My husband and I have decided that the environmental issue we want to be part of solving is climate change and pollution. We do this by reducing our family's dependence on fossil fuels. You might focus on reducing waste by using reusable water bottles and coffee cups. Or maybe you want to focus on your diet and eat less red meat and dairy. Every solution is legitimate and fairly easy to take small steps toward implementing.
- Develop a sustainable living plan for your family.
When you know which environmental issue you want to be part of the solution to, then you can develop a sustainable living plan. This will look different for every family. It may also look different to every individual in the family. But it doesn't have to be complicated. For example, our plan is to reduce our family's dependence on fossil fuels. For us, that means we're replacing gas-powered appliances and cars as they need replacing. It doesn't have to be complicated. In fact, the simpler the plan, the easier it is to implement.
- Talk to your elementary school age kids and older about your sustainable living plan.
When you have a sustainable living plan, it becomes much easier to talk to your kids about environmental issues because instead of focusing just on what's scary or sad, you can also explain what your family is doing about it. Having a plan helps your kids (and the entire family) feel more empowered. It also makes environmental issues sound less scary when you know there are solutions and you are personally contributing to environmental solutions rather than just the problems.
- Enjoy nature with your kids at every age.
When my kids were little (before they started elementary school) I almost never talked to them about environmental issues. Instead, we spent a lot of time outside. We often go hiking or take trips to the beach as a family. Even just going to the playground will teach kids about the beauty of nature. Ultimately the most important thing you can teach your kids is that nature is worth protecting.

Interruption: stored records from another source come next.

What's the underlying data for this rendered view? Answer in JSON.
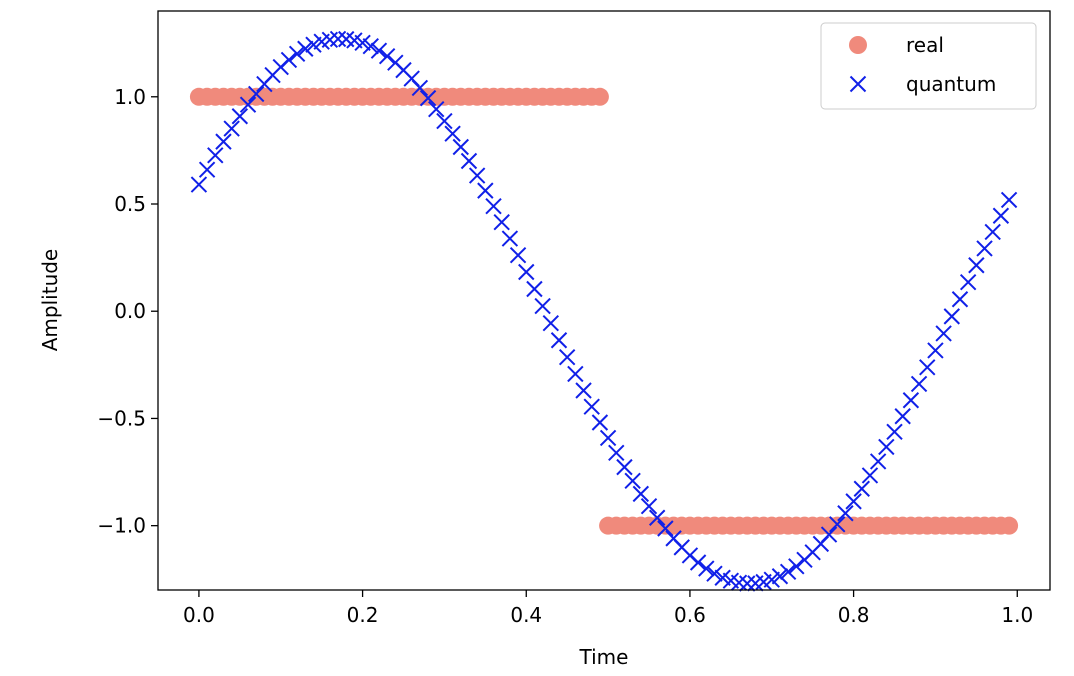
{
  "chart_data": {
    "type": "scatter",
    "title": "",
    "xlabel": "Time",
    "ylabel": "Amplitude",
    "xlim": [
      -0.05,
      1.04
    ],
    "ylim": [
      -1.3,
      1.4
    ],
    "xticks": [
      0.0,
      0.2,
      0.4,
      0.6,
      0.8,
      1.0
    ],
    "xtick_labels": [
      "0.0",
      "0.2",
      "0.4",
      "0.6",
      "0.8",
      "1.0"
    ],
    "yticks": [
      1.0,
      0.5,
      0.0,
      -0.5,
      -1.0
    ],
    "ytick_labels": [
      "1.0",
      "0.5",
      "0.0",
      "−0.5",
      "−1.0"
    ],
    "grid": false,
    "legend_position": "top-right",
    "series": [
      {
        "name": "real",
        "marker": "circle",
        "color": "#f08a7c",
        "x_start": 0.0,
        "x_step": 0.01,
        "count": 100,
        "rule": "square wave: 1.0 for x < 0.5, -1.0 for x >= 0.5"
      },
      {
        "name": "quantum",
        "marker": "x",
        "color": "#1020e8",
        "x_start": 0.0,
        "x_step": 0.01,
        "count": 100,
        "rule": "1.27 * sin(2*pi*(x + 0.077))"
      }
    ]
  }
}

- Talk about environmental issues as they come up.
When environmental issues come up, talk about them to the best of your ability. If you're not sure about something, be honest. Then ask Google. Google doesn't have all the answers, but it can usually help with the basics. Avoid blaming and shaming people for environmental issues as much as possible. It's important that kids understand that people can be just as much a part of the solution as the problem. When we keep this in mind, it's easier to talk about environmental issues in general.

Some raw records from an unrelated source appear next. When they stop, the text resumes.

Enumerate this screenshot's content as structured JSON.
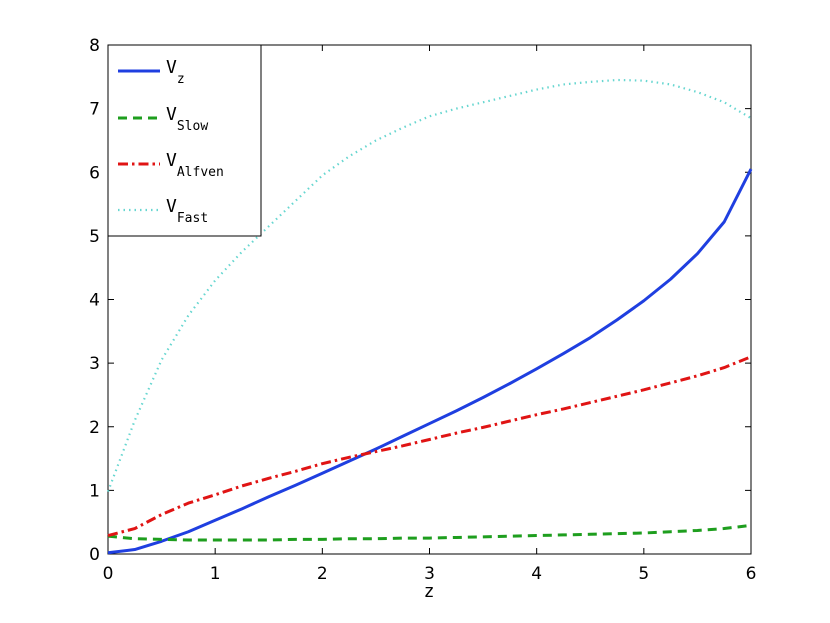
{
  "chart_data": {
    "type": "line",
    "title": "",
    "xlabel": "z",
    "ylabel": "",
    "xlim": [
      0,
      6
    ],
    "ylim": [
      0,
      8
    ],
    "xticks": [
      0,
      1,
      2,
      3,
      4,
      5,
      6
    ],
    "yticks": [
      0,
      1,
      2,
      3,
      4,
      5,
      6,
      7,
      8
    ],
    "grid": false,
    "legend_position": "top-left",
    "x": [
      0,
      0.25,
      0.5,
      0.75,
      1,
      1.25,
      1.5,
      1.75,
      2,
      2.25,
      2.5,
      2.75,
      3,
      3.25,
      3.5,
      3.75,
      4,
      4.25,
      4.5,
      4.75,
      5,
      5.25,
      5.5,
      5.75,
      6
    ],
    "series": [
      {
        "name": "V",
        "subscript": "z",
        "color": "#1f3fe0",
        "dash": "solid",
        "values": [
          0.02,
          0.07,
          0.2,
          0.35,
          0.53,
          0.71,
          0.9,
          1.08,
          1.27,
          1.46,
          1.65,
          1.85,
          2.05,
          2.25,
          2.46,
          2.68,
          2.91,
          3.15,
          3.4,
          3.68,
          3.98,
          4.32,
          4.72,
          5.22,
          6.05
        ]
      },
      {
        "name": "V",
        "subscript": "Slow",
        "color": "#1e9e1e",
        "dash": "dashed",
        "values": [
          0.28,
          0.24,
          0.23,
          0.22,
          0.22,
          0.22,
          0.22,
          0.23,
          0.23,
          0.24,
          0.24,
          0.25,
          0.25,
          0.26,
          0.27,
          0.28,
          0.29,
          0.3,
          0.31,
          0.32,
          0.33,
          0.35,
          0.37,
          0.4,
          0.45
        ]
      },
      {
        "name": "V",
        "subscript": "Alfven",
        "color": "#e01414",
        "dash": "dashdot",
        "values": [
          0.29,
          0.4,
          0.62,
          0.8,
          0.93,
          1.07,
          1.19,
          1.3,
          1.42,
          1.52,
          1.61,
          1.7,
          1.8,
          1.9,
          1.99,
          2.09,
          2.19,
          2.28,
          2.38,
          2.48,
          2.58,
          2.69,
          2.8,
          2.93,
          3.1
        ]
      },
      {
        "name": "V",
        "subscript": "Fast",
        "color": "#66d6d0",
        "dash": "dotted",
        "values": [
          0.98,
          2.1,
          3.05,
          3.75,
          4.3,
          4.75,
          5.15,
          5.55,
          5.95,
          6.25,
          6.5,
          6.7,
          6.88,
          7.0,
          7.1,
          7.2,
          7.3,
          7.38,
          7.42,
          7.45,
          7.44,
          7.38,
          7.26,
          7.1,
          6.85
        ]
      }
    ]
  }
}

What we tell our kids about environmental issues and solutions
Now that you see how you can talk to kids about environmental issues without scaring them, I'll explain our family's sustainable living plan. I've written about this in more detail in Our sustainable home improvement plan for going electric. This is how we talk to our kids about it.
We're phasing out fossil fuels
Slowly but surely, we’re phasing out the fossil fuels that have powered our cars and appliances in the past. Our kids know that we sold the natural gas range because we’re trying to go all-electric at home. We have solar panels and they've helped clean them (when they were on the ground, not on the roof.)
They understand we have a natural gas fireplace that we still use, but that we will eventually replace it with an electric one. They were there when we removed our old wood-burning fireplace and replaced it with an electric fireplace.
Side note: We had two wood-burning fireplaces when we bought the house eight years ago. And yes, we turned one of them into a gas fireplace without thinking about the environmental impact at that time. Yes, it was a mistake on our end. At that time I only slightly aware of the health and environmental issues associated with natural gas at home. I learned more about how harmful natural gas when I wrote Home electrification: Why cities are phasing out natural gas.
All this may seem like weird things for kids to know. But for us, it’s a big part of our life. My husband and I are both committed to electrifying everything. It’s the thing we think will have the biggest impact on reducing our family’s carbon footprint. Phasing out our family’s dependence on fossil fuels is not an inexpensive or easy thing to do, but it is the one thing we agree that we can do to improve our family’s lives and our impact on the environment.
We talk about greenhouse gases
Our 8-year-old daughter loves chemistry so we talk about what greenhouse gases are in an age-appropriate way. With her, we’ve explained that we’re trying to make fewer "bad gases" (greenhouse gases) at home. She understands that climate change is caused by too many "bad gases" trapped in the atmosphere. That’s an overly simplistic way of talking about climate change, but it’s how we help her understand it on a second-grade level. With our 11-year-old son, we use the words greenhouse gases and climate change because he's learned about it in school and he already has the vocabulary to talk about it.
We focus on progress, not perfection
We also tell our kids that we are not perfectly green, and that's ok. I don't strive to be perfect, and I don’t expect my kids to be perfect either. My only goal for my kids is that they understand that their parents care about the environment and that we make conscious decisions to reduce our family’s environmental impact. In other words, we focus on progress not perfection.
When the kids look back at our environmental decisions in 30 years they very well may choose to believe that we could or should have done more to help slow climate change. Or maybe they will remember that we did our best with what we knew at the time. I hope they will trust that we did our best.
Learn more about environmental solutions
With that said, I do have a few books to recommend that may help you along in your journey.
How to Avoid a Climate Disaster: The Solutions We Have and the Breakthroughs We Need* by Bill Gates is a must read if you're interested in climate change, environmentalism and human progress.
Drawdown: The Most Comprehensive Plan Ever Proposed to Reverse Global Warming* by Paul Hawken was my go-to book on environmental solutions before How to Avoid a Climate Disaster came along. Drawdown has pictures that your kids might like if you buy the hard copy.
Both will leave you feeling much more hopeful about the state of our environment, and what you can do to help it.